I also think my inability to forgive myself easily has to do with how deeply I feel things. I think our strengths are often our weaknesses, too, and while I am able to use my sensitivity to support and empathize with others, I also seem to let it flood me with guilt and pain when I make the eensiest of mistakes. I hold myself to a standard that I would never use to measure anyone else in my life. Gosh, I am still kicking myself for not taking a meal over to an acquaintance when her dad died several years ago. It happened to be a rough time for me and I just wasn't able to do it. But I still think of it and feel guilty! I feel guilty for big and small things---for not volunteering to be room mother this year because I had a new house to unpack and a baby to keep me running all over the place. Good reasons, right? But when I get an email from the class room mothers about an upcoming party, I hang my head in shame! I feel guilty for removing people from my life who weren't kind to me or good for me or there for me when I needed them. I feel guilty for not doing things, for not doing things sooner, for not doing something first or last or twelfth. Yes, it is sometimes comical and ridiculous. Other times, it's completely warranted because I have really messed up! And of course, this is a totally abbreviated version of my nuttiness.

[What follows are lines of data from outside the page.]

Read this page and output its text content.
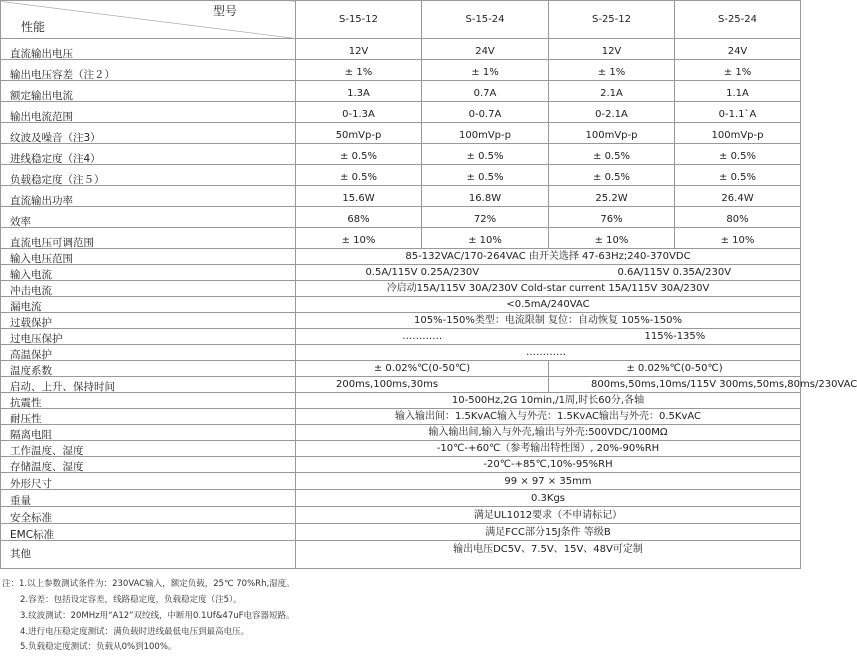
型号
性能	S-15-12	S-15-24	S-25-12	S-25-24
直流输出电压	12V	24V	12V	24V
输出电压容差（注２）	± 1%	± 1%	± 1%	± 1%
额定输出电流	1.3A	0.7A	2.1A	1.1A
输出电流范围	0-1.3A	0-0.7A	0-2.1A	0-1.1`A
纹波及噪音（注3）	50mVp-p	100mVp-p	100mVp-p	100mVp-p
进线稳定度（注4）	± 0.5%	± 0.5%	± 0.5%	± 0.5%
负载稳定度（注５）	± 0.5%	± 0.5%	± 0.5%	± 0.5%
直流输出功率	15.6W	16.8W	25.2W	26.4W
效率	68%	72%	76%	80%
直流电压可调范围	± 10%	± 10%	± 10%	± 10%
输入电压范围	85-132VAC/170-264VAC 由开关选择 47-63Hz;240-370VDC			
输入电流	0.5A/115V 0.25A/230V		0.6A/115V 0.35A/230V	
冲击电流	冷启动15A/115V 30A/230V Cold-star current 15A/115V 30A/230V			
漏电流	<0.5mA/240VAC			
过载保护	105%-150%类型：电流限制 复位：自动恢复 105%-150%			
过电压保护	…………		115%-135%	
高温保护	…………			
温度系数	± 0.02%℃(0-50℃)		± 0.02%℃(0-50℃)	
启动、上升、保持时间	200ms,100ms,30ms		800ms,50ms,10ms/115V 300ms,50ms,80ms/230VAC	
抗震性	10-500Hz,2G 10min,/1周,时长60分,各轴			
耐压性	输入输出间：1.5KvAC输入与外壳：1.5KvAC输出与外壳：0.5KvAC			
隔离电阻	输入输出间,输入与外壳,输出与外壳:500VDC/100MΩ			
工作温度、湿度	-10℃-+60℃（参考输出特性图）, 20%-90%RH			
存储温度、湿度	-20℃-+85℃,10%-95%RH			
外形尺寸	99 × 97 × 35mm			
重量	0.3Kgs			
安全标准	满足UL1012要求（不申请标记）			
EMC标准	满足FCC部分15J条件 等级B			
其他	输出电压DC5V、7.5V、15V、48V可定制			
注：1.以上参数测试条件为：230VAC输入，额定负载，25℃ 70%Rh,湿度。
2.容差：包括设定容差，线路稳定度，负载稳定度（注5）。
3.纹波测试：20MHz用“A12”双绞线，中断用0.1Uf&47uF电容器短路。
4.进行电压稳定度测试：满负载时进线最低电压到最高电压。
5.负载稳定度测试：负载从0%到100%。
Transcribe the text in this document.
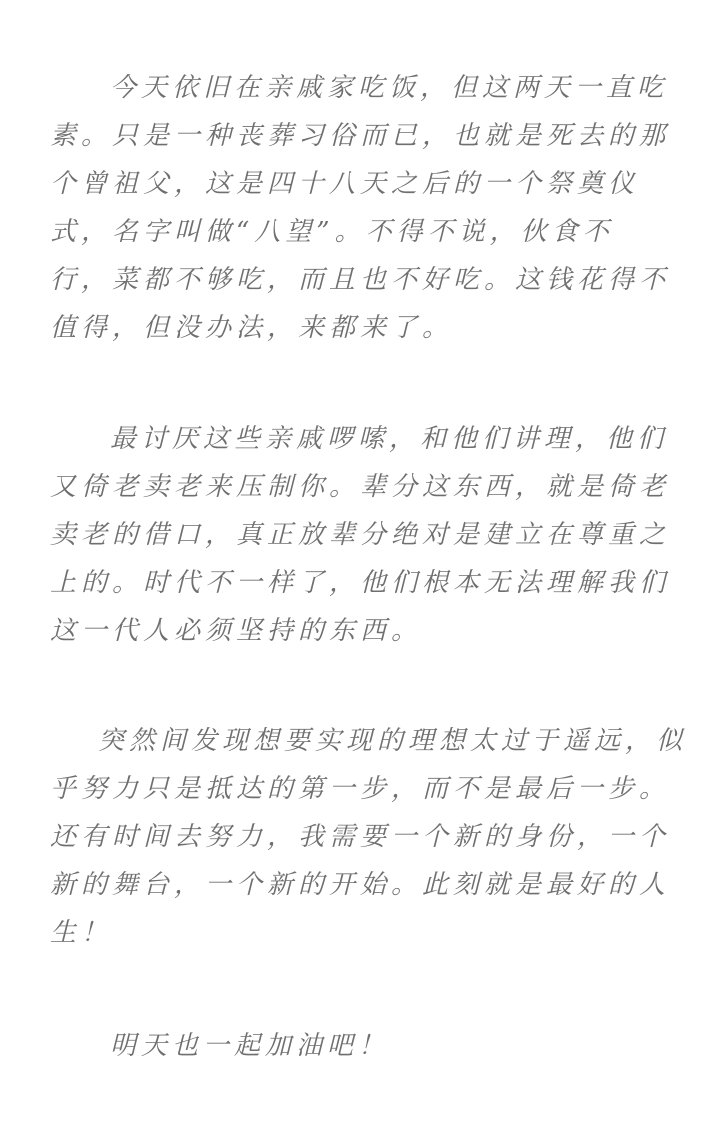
今天依旧在亲戚家吃饭，但这两天一直吃
素。只是一种丧葬习俗而已，也就是死去的那
个曾祖父，这是四十八天之后的一个祭奠仪
式，名字叫做“八望”。不得不说，伙食不
行，菜都不够吃，而且也不好吃。这钱花得不
值得，但没办法，来都来了。
最讨厌这些亲戚啰嗦，和他们讲理，他们
又倚老卖老来压制你。辈分这东西，就是倚老
卖老的借口，真正放辈分绝对是建立在尊重之
上的。时代不一样了，他们根本无法理解我们
这一代人必须坚持的东西。
突然间发现想要实现的理想太过于遥远，似
乎努力只是抵达的第一步，而不是最后一步。
还有时间去努力，我需要一个新的身份，一个
新的舞台，一个新的开始。此刻就是最好的人
生！
明天也一起加油吧！
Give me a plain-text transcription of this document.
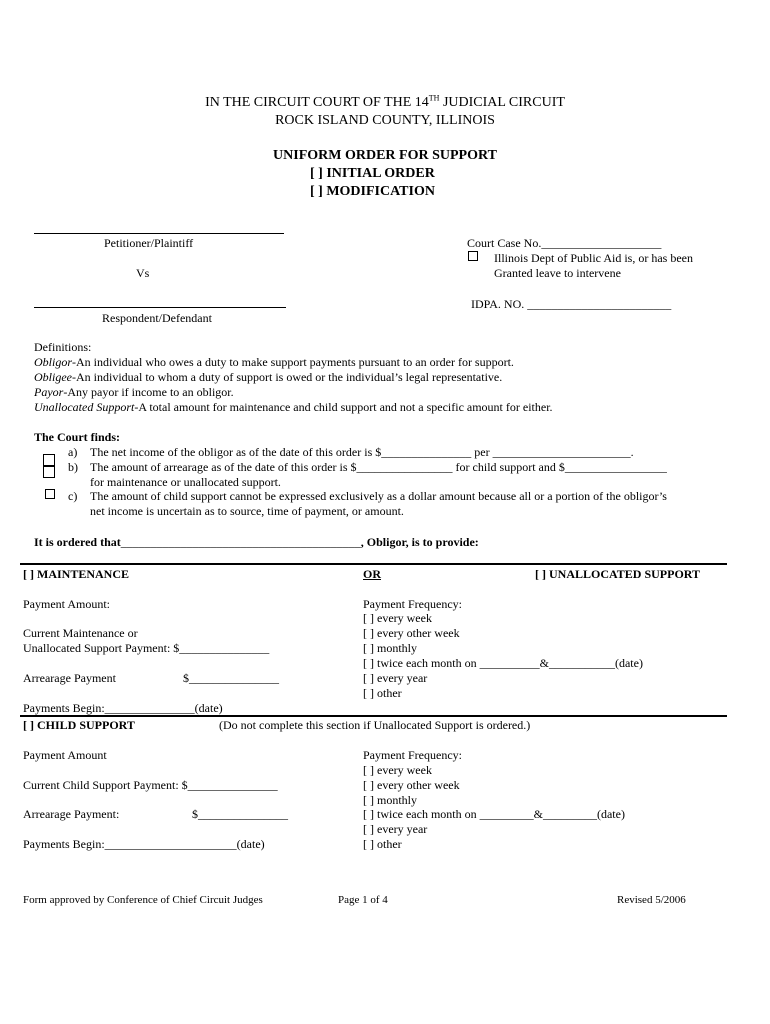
IN THE CIRCUIT COURT OF THE 14TH JUDICIAL CIRCUIT
ROCK ISLAND COUNTY, ILLINOIS
UNIFORM ORDER FOR SUPPORT
[ ] INITIAL ORDER
[ ] MODIFICATION
Petitioner/Plaintiff
Vs
Respondent/Defendant
Court Case No.____________________
Illinois Dept of Public Aid is, or has been
Granted leave to intervene
IDPA. NO. ________________________
Definitions:
Obligor-An individual who owes a duty to make support payments pursuant to an order for support.
Obligee-An individual to whom a duty of support is owed or the individual’s legal representative.
Payor-Any payor if income to an obligor.
Unallocated Support-A total amount for maintenance and child support and not a specific amount for either.
The Court finds:
a) The net income of the obligor as of the date of this order is $_______________ per _______________________.
b) The amount of arrearage as of the date of this order is $________________ for child support and $_________________
for maintenance or unallocated support.
c) The amount of child support cannot be expressed exclusively as a dollar amount because all or a portion of the obligor’s
net income is uncertain as to source, time of payment, or amount.
It is ordered that________________________________________, Obligor, is to provide:
[ ] MAINTENANCE	OR	[ ] UNALLOCATED SUPPORT
Payment Amount:
Current Maintenance or
Unallocated Support Payment: $_______________
Arrearage Payment	$_______________
Payments Begin:_______________(date)
Payment Frequency:
[ ] every week
[ ] every other week
[ ] monthly
[ ] twice each month on __________&___________(date)
[ ] every year
[ ] other
[ ] CHILD SUPPORT	(Do not complete this section if Unallocated Support is ordered.)
Payment Amount
Current Child Support Payment: $_______________
Arrearage Payment:	$_______________
Payments Begin:______________________(date)
Payment Frequency:
[ ] every week
[ ] every other week
[ ] monthly
[ ] twice each month on _________&_________(date)
[ ] every year
[ ] other
Form approved by Conference of Chief Circuit Judges	Page 1 of 4	Revised 5/2006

As I continue to work on this "issue" of mine (in an effort for me to have less inner struggle but also, so that I can be a good example for my family), I try to remind myself that when I can't forgive myself, I'm getting in God's way and not allowing Him to be in control; I'm not allowing myself to receive the forgiveness that my faith is based upon and therefore, I'm not fully living out my faith. When I am mindful of this, it works. But when my mind is muddied with guilt and to-do lists and the noise of everyday life, it doesn't. I'm a work in progress. Sigh.

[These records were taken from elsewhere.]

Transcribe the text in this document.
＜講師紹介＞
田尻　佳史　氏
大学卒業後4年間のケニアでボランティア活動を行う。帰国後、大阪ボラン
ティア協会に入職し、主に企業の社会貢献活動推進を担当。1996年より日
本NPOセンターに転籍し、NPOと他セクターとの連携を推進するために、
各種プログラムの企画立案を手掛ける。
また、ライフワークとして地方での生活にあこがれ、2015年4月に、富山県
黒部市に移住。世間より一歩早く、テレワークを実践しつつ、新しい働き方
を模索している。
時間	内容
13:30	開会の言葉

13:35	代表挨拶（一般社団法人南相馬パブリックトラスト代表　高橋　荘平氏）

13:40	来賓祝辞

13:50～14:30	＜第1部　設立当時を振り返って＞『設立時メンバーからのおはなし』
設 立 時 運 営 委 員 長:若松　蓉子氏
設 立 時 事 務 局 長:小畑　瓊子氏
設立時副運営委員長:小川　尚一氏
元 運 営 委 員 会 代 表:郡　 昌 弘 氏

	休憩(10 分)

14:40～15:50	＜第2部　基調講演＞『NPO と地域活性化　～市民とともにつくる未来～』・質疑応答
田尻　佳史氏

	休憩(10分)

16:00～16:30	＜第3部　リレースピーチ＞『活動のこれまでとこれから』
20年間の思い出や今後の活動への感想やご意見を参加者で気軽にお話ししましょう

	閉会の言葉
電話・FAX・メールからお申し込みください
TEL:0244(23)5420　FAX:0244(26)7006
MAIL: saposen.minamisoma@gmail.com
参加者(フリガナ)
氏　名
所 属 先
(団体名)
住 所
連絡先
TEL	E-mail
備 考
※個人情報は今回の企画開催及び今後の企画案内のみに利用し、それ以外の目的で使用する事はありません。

In my time spent this Lent pondering Forgiveness, I discovered a sweet little devotion about this subject entitled "Remodeling 101". My favorite part of the piece is, "God is the One who heals. Forgiveness puts us in the correct posture for Him to do so. Don’t wait another minute to deal with the issue of forgiveness in your life." (Mary Southerland) I also really like this nugget of truth from Southerland, too, "True forgiveness is a choice – a deliberate choice to release the person who has hurt us from the pain they have caused. We can stop forgiving others when God stops forgiving us." (Forgiveness = freedom = love!)

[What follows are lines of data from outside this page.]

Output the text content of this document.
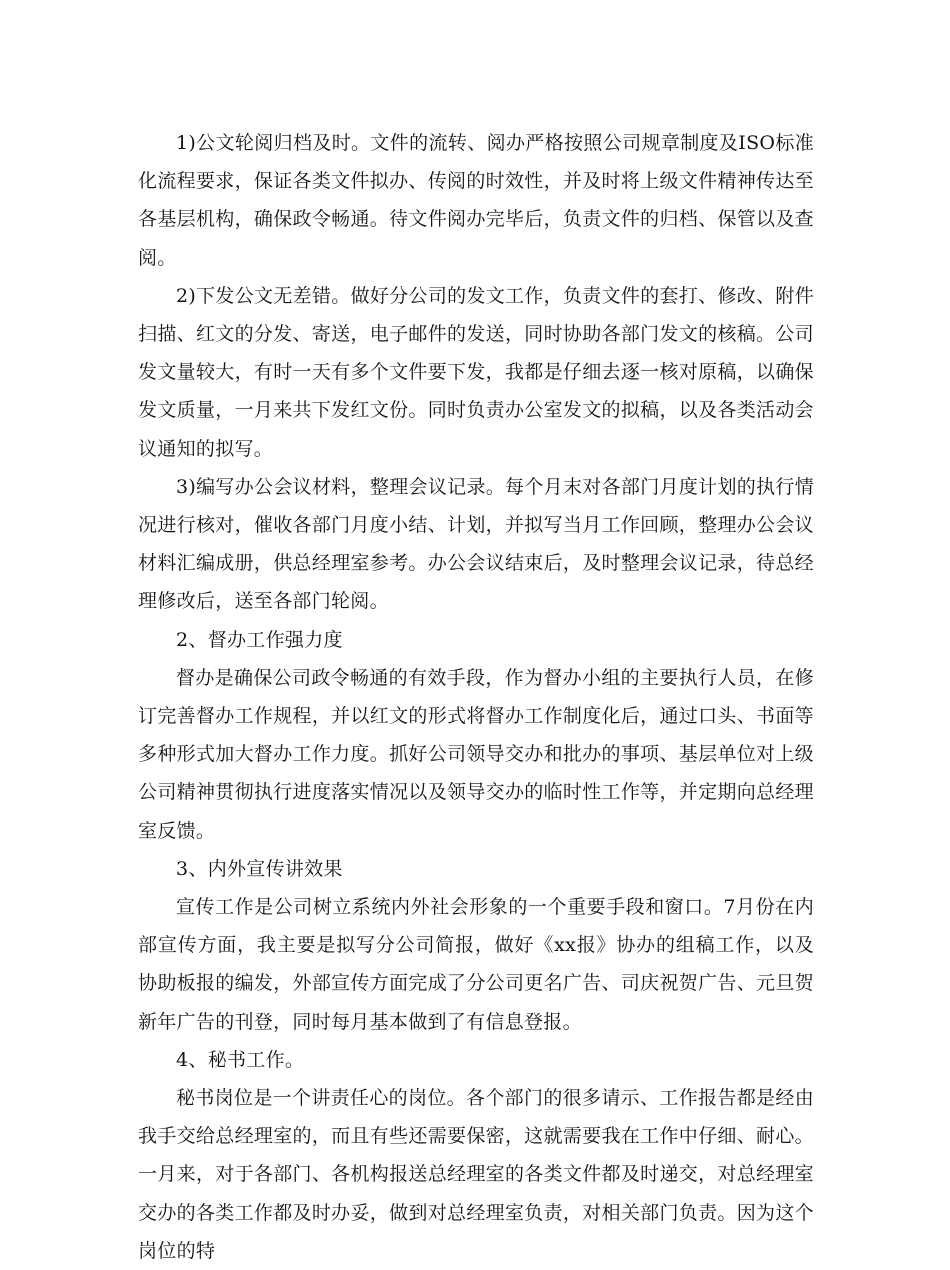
1)公文轮阅归档及时。文件的流转、阅办严格按照公司规章制度及ISO标准化流程要求，保证各类文件拟办、传阅的时效性，并及时将上级文件精神传达至各基层机构，确保政令畅通。待文件阅办完毕后，负责文件的归档、保管以及查阅。

2)下发公文无差错。做好分公司的发文工作，负责文件的套打、修改、附件扫描、红文的分发、寄送，电子邮件的发送，同时协助各部门发文的核稿。公司发文量较大，有时一天有多个文件要下发，我都是仔细去逐一核对原稿，以确保发文质量，一月来共下发红文份。同时负责办公室发文的拟稿，以及各类活动会议通知的拟写。

3)编写办公会议材料，整理会议记录。每个月末对各部门月度计划的执行情况进行核对，催收各部门月度小结、计划，并拟写当月工作回顾，整理办公会议材料汇编成册，供总经理室参考。办公会议结束后，及时整理会议记录，待总经理修改后，送至各部门轮阅。

2、督办工作强力度

督办是确保公司政令畅通的有效手段，作为督办小组的主要执行人员，在修订完善督办工作规程，并以红文的形式将督办工作制度化后，通过口头、书面等多种形式加大督办工作力度。抓好公司领导交办和批办的事项、基层单位对上级公司精神贯彻执行进度落实情况以及领导交办的临时性工作等，并定期向总经理室反馈。

3、内外宣传讲效果

宣传工作是公司树立系统内外社会形象的一个重要手段和窗口。7月份在内部宣传方面，我主要是拟写分公司简报，做好《xx报》协办的组稿工作，以及协助板报的编发，外部宣传方面完成了分公司更名广告、司庆祝贺广告、元旦贺新年广告的刊登，同时每月基本做到了有信息登报。

4、秘书工作。

秘书岗位是一个讲责任心的岗位。各个部门的很多请示、工作报告都是经由我手交给总经理室的，而且有些还需要保密，这就需要我在工作中仔细、耐心。一月来，对于各部门、各机构报送总经理室的各类文件都及时递交，对总经理室交办的各类工作都及时办妥，做到对总经理室负责，对相关部门负责。因为这个岗位的特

In this time of pondering Jesus' last days on this Earth and His gift of Forgiveness to us, I'm trying my best to remember that I deserve the same forgiveness that I give to others. That I am a child of God and that He wants for me to let go of the (control) guilt.
Admittedly, there is nothing profound here. But if you have trouble forgiving yourself or someone else, I urge you to read the post I referenced above. I found it to be succinct, well-written and thought-provoking.